Le 9 juillet, dans une longue marche vers le sud, j’atteignais la station télégraphique de Molo ; avant de commencer mon récit, je demande au lecteur la permission de me présenter, moi et mes noirs.

Nul Européen ne me prend, à l’étranger, pour un Français, en Afrique moins qu’ailleurs. Joint à ma haute taille, le costume khaki, complété par le casque indien et les molletières jaunes, me faisait passer pour un officier anglais, et les indigènes révoltés m’eussent, sans aucun scrupule, massacré en cette qualité. Un observateur attentif devinait, à la coupe militaire de mes vêtemens et au col blanc presque d’uniforme, que j’étais un « Frenchman ; » mais, bien loin de s’attendre à trouver un officier français dans ces parages, il me prenait pour un missionnaire catholique allant rejoindre son poste dans l’Ouganda.

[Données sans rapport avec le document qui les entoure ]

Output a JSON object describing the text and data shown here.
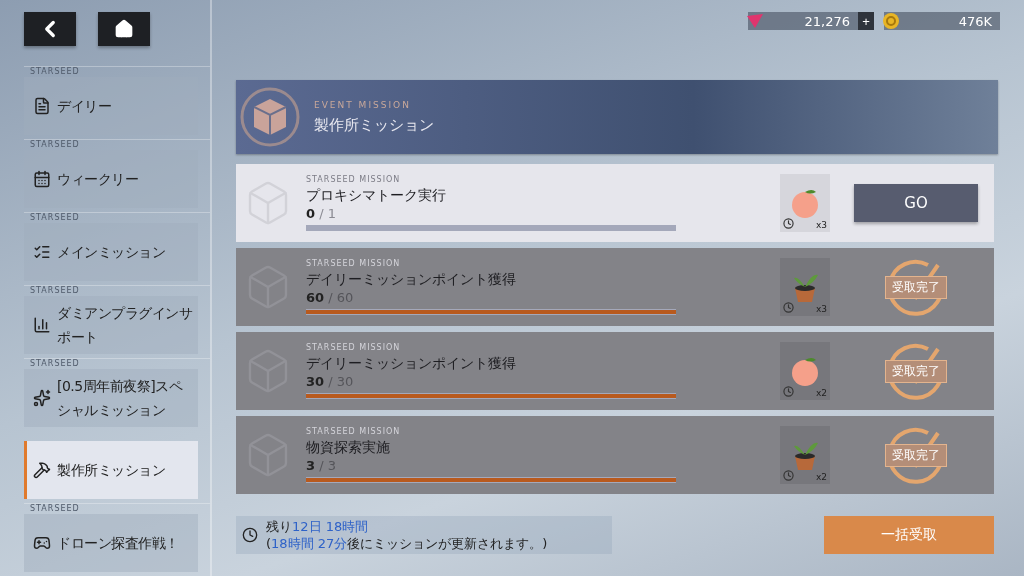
{
  "currencies": [
    {
      "kind": "gem",
      "value": "21,276",
      "plus": "+"
    },
    {
      "kind": "coin",
      "value": "476K"
    }
  ],
  "sidebar": {
    "items": [
      {
        "kind": "document",
        "tag": "STARSEED",
        "label": "デイリー",
        "selected": false
      },
      {
        "kind": "calendar",
        "tag": "STARSEED",
        "label": "ウィークリー",
        "selected": false
      },
      {
        "kind": "list",
        "tag": "STARSEED",
        "label": "メインミッション",
        "selected": false
      },
      {
        "kind": "chart",
        "tag": "STARSEED",
        "label": "ダミアンプラグインサポート",
        "selected": false
      },
      {
        "kind": "sparkle",
        "tag": "STARSEED",
        "label": "[0.5周年前夜祭]スペシャルミッション",
        "selected": false
      },
      {
        "kind": "tools",
        "label": "製作所ミッション",
        "selected": true
      },
      {
        "kind": "gamepad",
        "tag": "STARSEED",
        "label": "ドローン探査作戦！",
        "selected": false
      }
    ]
  },
  "header": {
    "subtitle": "EVENT MISSION",
    "title": "製作所ミッション"
  },
  "missions": [
    {
      "tag": "STARSEED MISSION",
      "title": "プロキシマトーク実行",
      "current": "0",
      "total": "/ 1",
      "level": 0,
      "reward": {
        "kind": "peach",
        "count": "x3"
      },
      "completed": false,
      "action": "GO"
    },
    {
      "tag": "STARSEED MISSION",
      "title": "デイリーミッションポイント獲得",
      "current": "60",
      "total": "/ 60",
      "level": 1,
      "reward": {
        "kind": "sprout",
        "count": "x3"
      },
      "completed": true,
      "action": "受取完了"
    },
    {
      "tag": "STARSEED MISSION",
      "title": "デイリーミッションポイント獲得",
      "current": "30",
      "total": "/ 30",
      "level": 1,
      "reward": {
        "kind": "peach",
        "count": "x2"
      },
      "completed": true,
      "action": "受取完了"
    },
    {
      "tag": "STARSEED MISSION",
      "title": "物資探索実施",
      "current": "3",
      "total": "/ 3",
      "level": 1,
      "reward": {
        "kind": "sprout",
        "count": "x2"
      },
      "completed": true,
      "action": "受取完了"
    }
  ],
  "footer": {
    "lines": [
      [
        {
          "text": "残り",
          "highlight": false
        },
        {
          "text": "12日 18時間",
          "highlight": true
        }
      ],
      [
        {
          "text": "(",
          "highlight": false
        },
        {
          "text": "18時間 27分",
          "highlight": true
        },
        {
          "text": "後にミッションが更新されます。)",
          "highlight": false
        }
      ]
    ],
    "claim_all": "一括受取"
  }
}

J’étais toujours suivi de mon fidèle Gambéra. Il était de ces gens qui ont vieilli, mais qui n’ont pas d’âge. Sa langue était encore plus alerte que ses jambes. Il portait mes deux fusils, un winchester et un mauser, auxquels il ajoutait ma gourde et parfois mon revolver. Le chasseur européen, en ces pays torrides où l’on chasse presque toujours à vue, ne s’embarrasse pas de ses armes, ce qui faillit me jouer un mauvais tour. Un jour que, les mains dans les poches, je m’en allais, suivi de loin par Gambéra, j’eus un tête-à-tête avec les Massaïs : la conversation, fort courtoise au début, dégénéra en gestes où je représentais évidemment une cible. Ma pose toute napoléonienne, avec la main dans l’entre-deux de ma veste, ne m’eût pas préservé d’un mauvais sort si mes gens n’avaient surgi à l’horizon. La prudence fit que désormais je ne me séparai plus de mon revolver.